In this new pope, U.S. Catholics have a leader who defies easy categories: He has lived simply in a Buenos Aires apartment, often riding public transit among fellow Argentines who know him as "Father Jorge."

Yet as one of the world's 19,000 Jesuits — "God's Marines," with reputations for intellectual rigor and comfort with competing ideologies — he survived the Society of Jesus' lengthy education and formation protocols.

He has forcefully opposed abortion, euthanasia, same-sex marriage and adoptions by gays, but also taught deep respect for gays and lesbians as children of God. He publicly embraced ministry to HIV patients, traveling to a hospice in 2001 to symbolically wash and kiss the feet of 12 AIDS patients.

By all accounts, his humility and sense of social outreach suffused his ecclesiastical rise in South America, where it's not uncommon for scattered believers to go a year without encountering a priest: An Associated Press profile of the new pontiff notes that, in a speech last year, then-Cardinal Bergoglio accused fellow church officials of hypocrisy for forgetting that Jesus Christ bathed lepers and ate with prostitutes.

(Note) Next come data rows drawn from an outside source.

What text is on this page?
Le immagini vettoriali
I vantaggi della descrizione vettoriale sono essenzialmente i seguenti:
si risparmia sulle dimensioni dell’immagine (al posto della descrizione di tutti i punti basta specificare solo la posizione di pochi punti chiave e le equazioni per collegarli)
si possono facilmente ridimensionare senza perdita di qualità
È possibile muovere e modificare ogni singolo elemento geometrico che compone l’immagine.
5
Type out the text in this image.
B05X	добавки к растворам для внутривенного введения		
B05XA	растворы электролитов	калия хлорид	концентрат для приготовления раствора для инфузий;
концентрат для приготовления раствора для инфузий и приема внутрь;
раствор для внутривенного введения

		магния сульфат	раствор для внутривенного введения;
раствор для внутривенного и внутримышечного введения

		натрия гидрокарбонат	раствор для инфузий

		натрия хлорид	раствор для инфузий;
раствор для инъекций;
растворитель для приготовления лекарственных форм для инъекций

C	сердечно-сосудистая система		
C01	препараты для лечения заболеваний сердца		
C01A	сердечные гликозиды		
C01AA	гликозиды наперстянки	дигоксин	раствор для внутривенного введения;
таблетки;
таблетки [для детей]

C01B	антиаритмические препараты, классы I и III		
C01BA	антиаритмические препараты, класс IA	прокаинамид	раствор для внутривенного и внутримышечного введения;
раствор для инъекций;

To the extent that Pope Francis focuses his church on root teachings about poverty and justice, he may leave some U.S. Catholics wondering what happened to their issues — the role of women in Catholicism, a push for (or against) liberalized doctrines, damaging effects from sexual-abuse scandals, bureaucratic reform from the Vatican on down.

His history suggests that, like Popes John Paul II and Benedict XVI before him, he'll want a church true to its beliefs, not one that tailors principles to please those who disagree.